Would something like this text be the right level of background info to provide unambiguous but unbiased guidance without requiring pages of additional discussion?



Regardless of which way you go, the text explaining “No Prepend Inbound” can be simplified (for example, in 3.3): s/MUST NOT append the "Local AS" ASN value in the AS_PATH attribute when installing the route or advertising that UPDATE to iBGP neighbors, but/MUST NOT append the "Local AS" ASN value in the AS_PATH attribute, but

WG] Ok, that seems to be a potentially useful change. Does it address your problem though? I'm kind of at a loss on how to address this better (which is why I'm frustrated, not because I don't appreciate the feedback), and could use some feedback from some other WG folk on the new text or ways to fix it without dramatically expanding the scope of the discussion in this document.

…
So "the AS_PATH toward customer C” (which I interpret as the path to get to C) should be simply 64496 (from B’s point of view).

WG] Ah.
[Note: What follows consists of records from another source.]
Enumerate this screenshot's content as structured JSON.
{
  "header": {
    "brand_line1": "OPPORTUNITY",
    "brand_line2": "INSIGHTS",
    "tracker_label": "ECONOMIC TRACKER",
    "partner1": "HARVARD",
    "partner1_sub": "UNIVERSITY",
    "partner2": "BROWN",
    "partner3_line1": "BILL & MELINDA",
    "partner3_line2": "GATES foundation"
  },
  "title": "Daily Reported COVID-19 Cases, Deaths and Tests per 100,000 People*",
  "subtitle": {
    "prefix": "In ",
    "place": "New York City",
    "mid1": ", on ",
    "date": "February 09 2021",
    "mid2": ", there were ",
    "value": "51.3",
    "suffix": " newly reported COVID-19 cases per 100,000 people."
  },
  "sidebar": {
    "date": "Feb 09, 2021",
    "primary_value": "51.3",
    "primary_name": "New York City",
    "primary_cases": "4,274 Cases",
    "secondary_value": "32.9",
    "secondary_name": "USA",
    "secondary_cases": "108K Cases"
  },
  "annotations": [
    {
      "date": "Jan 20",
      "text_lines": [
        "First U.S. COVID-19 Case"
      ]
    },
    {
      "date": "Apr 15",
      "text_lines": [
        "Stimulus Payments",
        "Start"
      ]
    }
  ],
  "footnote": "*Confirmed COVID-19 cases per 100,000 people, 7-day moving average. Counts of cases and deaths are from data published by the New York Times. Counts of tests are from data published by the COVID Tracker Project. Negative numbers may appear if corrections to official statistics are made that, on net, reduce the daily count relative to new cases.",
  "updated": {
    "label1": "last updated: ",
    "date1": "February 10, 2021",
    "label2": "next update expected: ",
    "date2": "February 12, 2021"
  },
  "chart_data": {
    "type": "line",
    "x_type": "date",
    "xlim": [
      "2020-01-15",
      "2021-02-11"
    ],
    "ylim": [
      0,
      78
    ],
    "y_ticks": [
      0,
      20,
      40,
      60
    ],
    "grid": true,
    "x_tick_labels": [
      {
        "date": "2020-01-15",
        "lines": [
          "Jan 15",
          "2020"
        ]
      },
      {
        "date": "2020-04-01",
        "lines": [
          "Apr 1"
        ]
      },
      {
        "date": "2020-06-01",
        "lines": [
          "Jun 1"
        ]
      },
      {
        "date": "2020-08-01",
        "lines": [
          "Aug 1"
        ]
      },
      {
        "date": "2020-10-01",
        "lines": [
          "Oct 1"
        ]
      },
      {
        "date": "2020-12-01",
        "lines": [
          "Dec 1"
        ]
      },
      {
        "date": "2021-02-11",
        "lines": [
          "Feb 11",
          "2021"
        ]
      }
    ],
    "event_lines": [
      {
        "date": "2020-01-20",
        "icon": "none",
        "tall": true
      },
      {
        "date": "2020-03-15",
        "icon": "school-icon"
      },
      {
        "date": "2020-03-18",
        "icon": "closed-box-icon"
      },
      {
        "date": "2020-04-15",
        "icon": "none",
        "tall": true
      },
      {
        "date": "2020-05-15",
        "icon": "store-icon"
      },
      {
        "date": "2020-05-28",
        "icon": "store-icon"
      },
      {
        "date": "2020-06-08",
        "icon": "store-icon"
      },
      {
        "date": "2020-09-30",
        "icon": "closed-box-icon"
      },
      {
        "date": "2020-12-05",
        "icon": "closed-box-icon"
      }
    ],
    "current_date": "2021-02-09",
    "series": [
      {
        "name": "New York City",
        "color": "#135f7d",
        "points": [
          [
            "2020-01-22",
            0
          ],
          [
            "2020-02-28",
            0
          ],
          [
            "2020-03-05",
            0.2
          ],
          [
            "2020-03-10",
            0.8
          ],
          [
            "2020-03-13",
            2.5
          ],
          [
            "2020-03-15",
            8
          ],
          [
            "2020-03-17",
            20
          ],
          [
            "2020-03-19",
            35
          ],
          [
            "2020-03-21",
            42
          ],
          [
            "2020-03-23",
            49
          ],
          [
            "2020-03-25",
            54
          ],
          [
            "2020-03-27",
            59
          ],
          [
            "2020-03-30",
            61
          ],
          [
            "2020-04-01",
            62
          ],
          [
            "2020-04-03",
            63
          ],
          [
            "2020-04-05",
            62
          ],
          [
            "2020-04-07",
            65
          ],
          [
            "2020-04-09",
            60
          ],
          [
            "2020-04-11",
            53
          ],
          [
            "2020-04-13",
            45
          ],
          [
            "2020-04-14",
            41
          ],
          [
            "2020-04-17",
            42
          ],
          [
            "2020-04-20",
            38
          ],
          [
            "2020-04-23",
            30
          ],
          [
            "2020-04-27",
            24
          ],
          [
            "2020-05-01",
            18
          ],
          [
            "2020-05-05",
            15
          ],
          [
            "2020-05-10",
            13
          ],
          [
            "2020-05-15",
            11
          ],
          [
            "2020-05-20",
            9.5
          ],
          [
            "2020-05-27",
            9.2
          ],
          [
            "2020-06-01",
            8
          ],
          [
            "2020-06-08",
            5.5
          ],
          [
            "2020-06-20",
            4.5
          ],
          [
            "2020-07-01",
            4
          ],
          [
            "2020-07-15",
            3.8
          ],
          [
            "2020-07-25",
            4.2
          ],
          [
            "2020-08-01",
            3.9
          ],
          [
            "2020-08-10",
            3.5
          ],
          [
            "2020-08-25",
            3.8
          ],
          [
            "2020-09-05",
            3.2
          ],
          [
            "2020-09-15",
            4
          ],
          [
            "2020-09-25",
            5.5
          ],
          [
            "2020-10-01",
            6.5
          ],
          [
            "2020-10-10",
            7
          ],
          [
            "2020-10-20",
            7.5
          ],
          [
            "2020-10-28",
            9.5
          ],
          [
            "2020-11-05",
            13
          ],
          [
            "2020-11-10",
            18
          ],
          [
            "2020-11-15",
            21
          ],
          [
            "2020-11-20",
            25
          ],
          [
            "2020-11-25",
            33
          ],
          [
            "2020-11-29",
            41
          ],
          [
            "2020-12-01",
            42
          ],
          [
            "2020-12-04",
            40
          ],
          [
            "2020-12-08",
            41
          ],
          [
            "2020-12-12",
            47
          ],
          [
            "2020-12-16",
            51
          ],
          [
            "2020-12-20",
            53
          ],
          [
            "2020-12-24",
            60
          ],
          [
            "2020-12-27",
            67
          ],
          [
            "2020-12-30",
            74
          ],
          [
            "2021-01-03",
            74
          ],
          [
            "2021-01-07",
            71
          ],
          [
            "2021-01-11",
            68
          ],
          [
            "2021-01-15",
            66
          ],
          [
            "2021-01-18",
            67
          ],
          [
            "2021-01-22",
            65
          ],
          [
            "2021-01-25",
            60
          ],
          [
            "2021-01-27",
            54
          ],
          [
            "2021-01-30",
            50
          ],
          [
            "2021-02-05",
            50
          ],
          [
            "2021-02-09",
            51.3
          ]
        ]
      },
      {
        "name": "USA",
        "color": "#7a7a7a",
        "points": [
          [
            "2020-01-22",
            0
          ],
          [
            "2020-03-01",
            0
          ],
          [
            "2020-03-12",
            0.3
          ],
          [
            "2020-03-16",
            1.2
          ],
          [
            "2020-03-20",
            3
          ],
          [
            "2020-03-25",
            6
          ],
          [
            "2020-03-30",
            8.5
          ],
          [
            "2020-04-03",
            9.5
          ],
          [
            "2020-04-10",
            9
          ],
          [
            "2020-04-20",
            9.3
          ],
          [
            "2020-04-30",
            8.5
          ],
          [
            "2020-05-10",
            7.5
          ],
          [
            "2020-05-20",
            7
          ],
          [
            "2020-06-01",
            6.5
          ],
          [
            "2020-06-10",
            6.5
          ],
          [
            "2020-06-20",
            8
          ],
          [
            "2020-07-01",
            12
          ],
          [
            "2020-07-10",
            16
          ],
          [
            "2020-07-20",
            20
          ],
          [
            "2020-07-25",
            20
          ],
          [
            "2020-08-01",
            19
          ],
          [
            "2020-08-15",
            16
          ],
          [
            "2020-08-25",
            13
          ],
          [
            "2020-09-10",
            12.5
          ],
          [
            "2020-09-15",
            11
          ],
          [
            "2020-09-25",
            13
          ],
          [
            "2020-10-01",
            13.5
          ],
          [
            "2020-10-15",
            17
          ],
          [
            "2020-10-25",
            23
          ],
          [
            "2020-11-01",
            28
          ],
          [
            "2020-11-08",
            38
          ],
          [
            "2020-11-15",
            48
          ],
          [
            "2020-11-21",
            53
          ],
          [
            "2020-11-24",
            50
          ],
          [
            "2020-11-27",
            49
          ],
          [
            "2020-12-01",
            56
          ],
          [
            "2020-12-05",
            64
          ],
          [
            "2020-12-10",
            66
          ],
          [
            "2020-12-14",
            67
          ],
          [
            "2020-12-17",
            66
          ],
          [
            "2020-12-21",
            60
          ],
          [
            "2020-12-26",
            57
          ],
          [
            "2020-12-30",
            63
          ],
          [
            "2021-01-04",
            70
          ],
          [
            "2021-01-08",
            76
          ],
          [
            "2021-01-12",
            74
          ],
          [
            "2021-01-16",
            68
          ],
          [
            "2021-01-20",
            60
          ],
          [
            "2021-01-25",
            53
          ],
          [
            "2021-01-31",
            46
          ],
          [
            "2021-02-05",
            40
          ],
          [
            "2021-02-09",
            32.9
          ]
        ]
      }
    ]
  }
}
That's the issue. It's not the path to get TO C. It's the path ANNOUNCED by B toward C. Since it's looking like there's one more revision coming, I'll  clarify that.


WG] I removed the vendor-specific part from the abstract and intro, but I believe that the other part that you suggest removing in your second bullet above is important. We can't force vendors to implement exactly what's documented here, especially retroactively, so I think it's reasonable to acknowledge this fact.

We can’t force vendors to implement anything exactly as documented, for any case.  But we don’t call that out in all documents.

WG] no, but typically we're not retroactively standardizing something that’s already implemented, so it's not necessary to call it out in all documents.